Asked about the revision, the Post explained, “We repurposed and updated some of our strong biographical pieces about both political figures,” as part of a series of articles coinciding with the inauguration. The paper has since admitted they should have left the previous article posted and has added it back to their website.
It isn’t just stories about liberal figures like Ginsburg, Harris, and Abrams that are being “repurposed and updated.” Newsweek went as far back as 2015 to revise an article in what appeared to be an effort to support attacks on Sen. Tom Cotton, R-Ark.
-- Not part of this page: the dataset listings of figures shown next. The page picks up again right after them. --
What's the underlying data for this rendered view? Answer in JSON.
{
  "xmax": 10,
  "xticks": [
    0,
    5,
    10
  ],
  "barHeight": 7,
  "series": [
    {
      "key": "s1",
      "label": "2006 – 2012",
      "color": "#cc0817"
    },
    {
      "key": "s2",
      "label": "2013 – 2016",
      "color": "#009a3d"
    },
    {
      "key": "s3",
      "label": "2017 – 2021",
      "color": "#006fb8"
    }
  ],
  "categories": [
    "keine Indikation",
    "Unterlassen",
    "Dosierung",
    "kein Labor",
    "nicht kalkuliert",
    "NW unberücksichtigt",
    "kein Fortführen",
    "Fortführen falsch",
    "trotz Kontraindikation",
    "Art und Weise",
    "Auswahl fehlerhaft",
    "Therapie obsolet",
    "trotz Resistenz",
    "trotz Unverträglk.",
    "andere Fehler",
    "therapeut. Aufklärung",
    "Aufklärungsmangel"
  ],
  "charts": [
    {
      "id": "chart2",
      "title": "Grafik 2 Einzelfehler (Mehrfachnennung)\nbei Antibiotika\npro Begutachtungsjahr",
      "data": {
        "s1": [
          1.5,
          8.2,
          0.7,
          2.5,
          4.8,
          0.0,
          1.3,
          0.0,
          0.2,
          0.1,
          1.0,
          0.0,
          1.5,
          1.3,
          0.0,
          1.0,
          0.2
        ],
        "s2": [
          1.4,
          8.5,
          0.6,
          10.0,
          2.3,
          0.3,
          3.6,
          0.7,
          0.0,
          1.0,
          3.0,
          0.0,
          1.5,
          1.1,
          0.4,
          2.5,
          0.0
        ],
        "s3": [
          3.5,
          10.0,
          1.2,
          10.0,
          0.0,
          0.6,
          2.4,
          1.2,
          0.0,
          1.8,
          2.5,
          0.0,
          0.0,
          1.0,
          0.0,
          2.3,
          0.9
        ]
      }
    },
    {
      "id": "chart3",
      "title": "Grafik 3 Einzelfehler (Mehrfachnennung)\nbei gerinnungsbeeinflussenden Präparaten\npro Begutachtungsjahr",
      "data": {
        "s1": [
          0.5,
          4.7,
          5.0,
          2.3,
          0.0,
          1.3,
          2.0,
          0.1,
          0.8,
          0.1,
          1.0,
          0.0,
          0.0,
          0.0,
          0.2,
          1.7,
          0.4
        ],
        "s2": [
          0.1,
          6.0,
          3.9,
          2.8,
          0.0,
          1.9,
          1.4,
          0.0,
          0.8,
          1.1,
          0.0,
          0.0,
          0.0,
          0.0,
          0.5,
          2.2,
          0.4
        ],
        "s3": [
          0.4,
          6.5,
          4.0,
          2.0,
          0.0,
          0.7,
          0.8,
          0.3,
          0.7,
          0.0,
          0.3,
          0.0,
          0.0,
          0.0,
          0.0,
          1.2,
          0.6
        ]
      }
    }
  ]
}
In 2015, female soldiers Shaye Haver and Kristen Griest graduated Army Ranger School, leading politicians and media outlets to praise them as the first female Army Rangers. Newsweek ran an article claiming that for “the first time in the Army Ranger School’s 64-year history, two women have completed the intense training and will become Rangers,” even though the article acknowledged that “the 75th Ranger Regiment does not allow female Rangers.”
However, when Salon ran an article earlier this year claiming that Cotton had fraudulently referred to himself as an Army Ranger, Newsweek picked up on the story, parroting its points that while the senator and combat veteran had, in fact, completed Army Ranger School, he did not actually serve in the 75th Ranger Regiment. When Cotton’s communications director reached out to Newsweek to point out the inconsistency between their 2015 and 2020 articles describing what constitutes a Ranger, Newsweek responded by going back and editing its 2015 story; the news magazine replaced its statement that the two women “will become Rangers” to instead read that “they will be allowed to wear the coveted Ranger tab on uniforms.”
This was done despite the view by many, including Army Rangers, who say that completing Ranger school makes one a Ranger and the fact that Cotton never claimed to have served in the 75th Ranger Regiment. Cotton, did, however, serve in the famed 101st Airborne Division, which is considered an elite unit.
This sort of media revisionism may be part of why Americans’ trust in the media is at the second lowest point on record. Couric’s admission with regard to Justice Ginsburg suggests that it’s been going on for a lot longer — and potentially more insidiously — than previously thought.
When the media are big fans of a political figure and edit their quotes to protect them, they are no longer an impartial observer but an advocate. The same is true when they report only certain facts or purposefully edit stories to make political figures they dislike appear to be dishonest or self-serving, as seen with the Cotton case.
Unfortunately, the illusion that the media is objective is long gone, and admissions like Couric’s make it increasingly clear that many mainstream journalists are partisan actors.
This reality doesn’t just serve to influence and potentially even sway the outcome of elections and legislative fights, but even more critically, it leaves our government without a much-needed check on its vast power. And that’s especially dangerous now that one party — the one that the mainstream media unapologetically favors — is in control of every single branch of government.